Einige Bundesstaaten handeln bereits früher als der Bundeszeitplan. New Jersey beispielsweise wird ab April sein eigenes Verbot umsetzen. Diese Welle von Beschränkungen stellt die jüngste Komplikation in den laufenden Bemühungen des Gesetzgebers dar, den expandierenden CBD-Markt zu regulieren.
Der Aufstieg von CBD und warum Regulierung wichtig ist
CBD-Produkte, die aus Hanf (einer legalen Cannabissorte) gewonnen werden, werden derzeit in großem Umfang verkauft: Tankstellen, Convenience-Stores, Zoohandlungen, Spas und Online-Händler führen sie alle. Die Branche ist schnell gewachsen, wobei die Marktprognosen bis zum Jahr 2026 einen Umsatz zwischen 8,5 und 13 Milliarden US-Dollar erwarten.**
Das plötzliche Durchgreifen ist auf eine Formalität des Gesetzes zurückzuführen. Neue Vorschriften verlangen, dass aus Hanf gewonnene Produkte praktisch kein nachweisbares Tetrahydrocannabinol (THC) enthalten, die psychoaktive Verbindung in Cannabis. Branchenexperten gehen davon aus, dass dadurch ein großer Teil des CBD-Marktes effektiv vernichtet wird, da viele Produkte zumindest Spuren von THC enthalten.
Gegenreaktion und Gegenmaßnahmen
Die Beschränkungen haben sofortigen Widerstand bei Verbrauchern, kleinen Unternehmen, Herstellern und Erzeugern hervorgerufen. Eine Koalition von Interessenvertretern – darunter unwahrscheinliche politische Verbündete – drängt nun auf eine parteiübergreifende Gesetzgebung, um das, was sie als Übertreibung bezeichnen, rückgängig zu machen. Dazu gehört die Reduzierung der THC-Grenzwerte und die Klärung, was als akzeptable Menge für kommerzielle Produkte gilt.

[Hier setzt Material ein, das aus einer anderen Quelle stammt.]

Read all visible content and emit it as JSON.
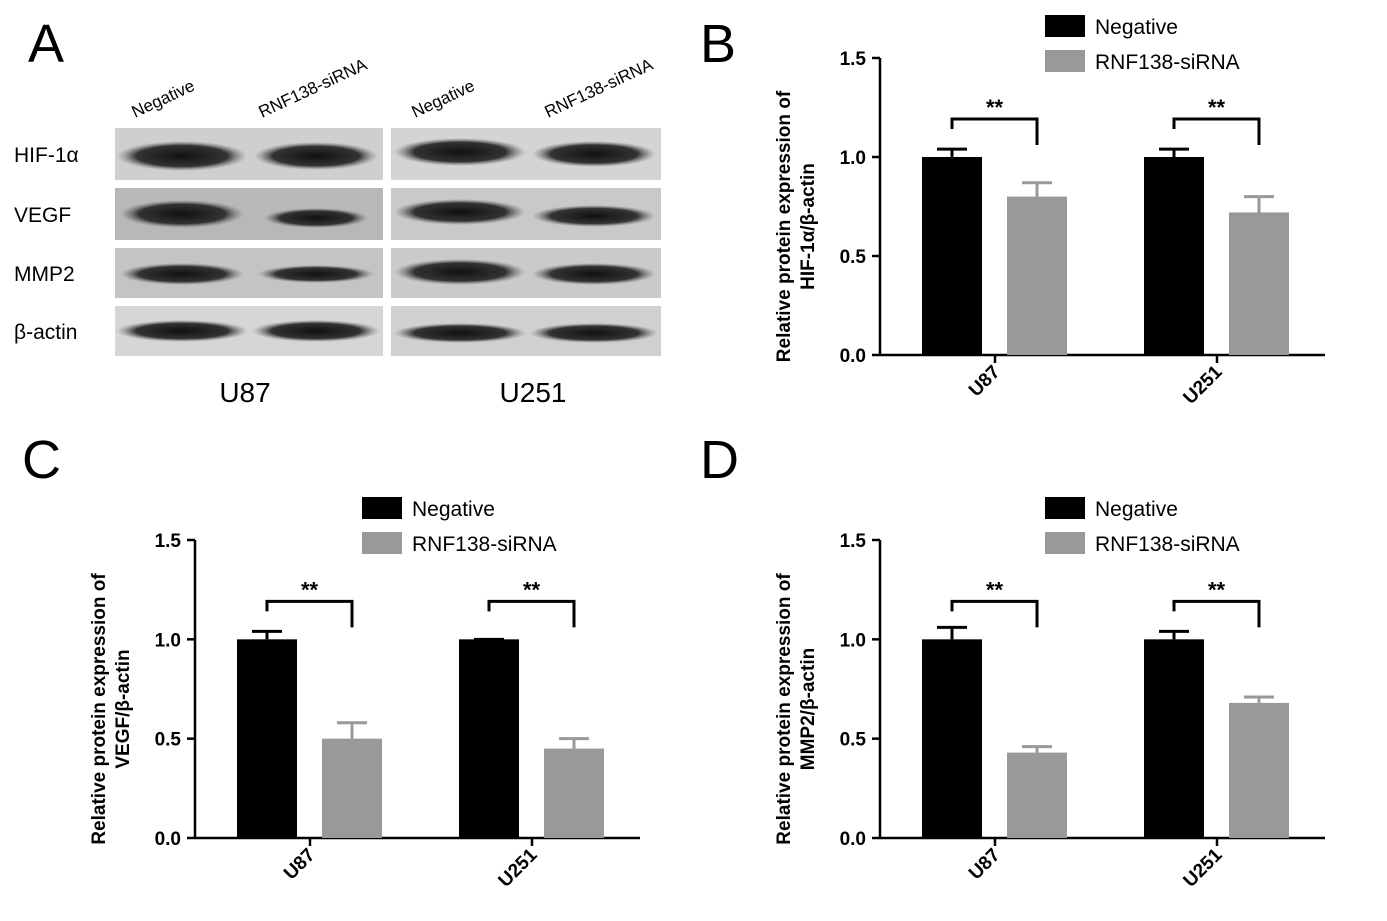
{
  "blot": {
    "panel": "A",
    "lanes": [
      "Negative",
      "RNF138-siRNA",
      "Negative",
      "RNF138-siRNA"
    ],
    "rows": [
      "HIF-1α",
      "VEGF",
      "MMP2",
      "β-actin"
    ],
    "cell_lines": [
      "U87",
      "U251"
    ]
  },
  "chart_data": [
    {
      "type": "bar",
      "panel": "B",
      "y_label": [
        "Relative protein expression of",
        "HIF-1α/β-actin"
      ],
      "categories": [
        "U87",
        "U251"
      ],
      "series": [
        {
          "name": "Negative",
          "color": "#000000",
          "values": [
            1.0,
            1.0
          ],
          "errors": [
            0.04,
            0.04
          ]
        },
        {
          "name": "RNF138-siRNA",
          "color": "#999999",
          "values": [
            0.8,
            0.72
          ],
          "errors": [
            0.07,
            0.08
          ]
        }
      ],
      "annotations": [
        "**",
        "**"
      ],
      "ylim": [
        0,
        1.5
      ],
      "yticks": [
        {
          "value": 0,
          "label": "0.0"
        },
        {
          "value": 0.5,
          "label": "0.5"
        },
        {
          "value": 1,
          "label": "1.0"
        },
        {
          "value": 1.5,
          "label": "1.5"
        }
      ]
    },
    {
      "type": "bar",
      "panel": "C",
      "y_label": [
        "Relative protein expression of",
        "VEGF/β-actin"
      ],
      "categories": [
        "U87",
        "U251"
      ],
      "series": [
        {
          "name": "Negative",
          "color": "#000000",
          "values": [
            1.0,
            1.0
          ],
          "errors": [
            0.04,
            0
          ]
        },
        {
          "name": "RNF138-siRNA",
          "color": "#999999",
          "values": [
            0.5,
            0.45
          ],
          "errors": [
            0.08,
            0.05
          ]
        }
      ],
      "annotations": [
        "**",
        "**"
      ],
      "ylim": [
        0,
        1.5
      ],
      "yticks": [
        {
          "value": 0,
          "label": "0.0"
        },
        {
          "value": 0.5,
          "label": "0.5"
        },
        {
          "value": 1,
          "label": "1.0"
        },
        {
          "value": 1.5,
          "label": "1.5"
        }
      ]
    },
    {
      "type": "bar",
      "panel": "D",
      "y_label": [
        "Relative protein expression of",
        "MMP2/β-actin"
      ],
      "categories": [
        "U87",
        "U251"
      ],
      "series": [
        {
          "name": "Negative",
          "color": "#000000",
          "values": [
            1.0,
            1.0
          ],
          "errors": [
            0.06,
            0.04
          ]
        },
        {
          "name": "RNF138-siRNA",
          "color": "#999999",
          "values": [
            0.43,
            0.68
          ],
          "errors": [
            0.03,
            0.03
          ]
        }
      ],
      "annotations": [
        "**",
        "**"
      ],
      "ylim": [
        0,
        1.5
      ],
      "yticks": [
        {
          "value": 0,
          "label": "0.0"
        },
        {
          "value": 0.5,
          "label": "0.5"
        },
        {
          "value": 1,
          "label": "1.0"
        },
        {
          "value": 1.5,
          "label": "1.5"
        }
      ]
    }
  ]
}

Warum das wichtig ist: Die strenge Auslegung des aktuellen Gesetzes könnte einen erheblichen Teil der legalen Hanfindustrie ersticken und Unternehmen dazu zwingen, Produkte neu zu formulieren oder ganz zu entfernen. Dies wirft Fragen über das Gleichgewicht zwischen Verbraucherzugang, behördlicher Aufsicht und wirtschaftlicher Rentabilität auf dem sich schnell entwickelnden Cannabismarkt auf.
Die Zukunft des CBD-Verkaufs bleibt ungewiss, da sich die politischen Entscheidungsträger mit der Durchsetzung und möglichen Gesetzesänderungen auseinandersetzen. Derzeit müssen Verbraucher mit einer geringeren Produktverfügbarkeit und einer verstärkten Kontrolle am Point-of-Sale rechnen.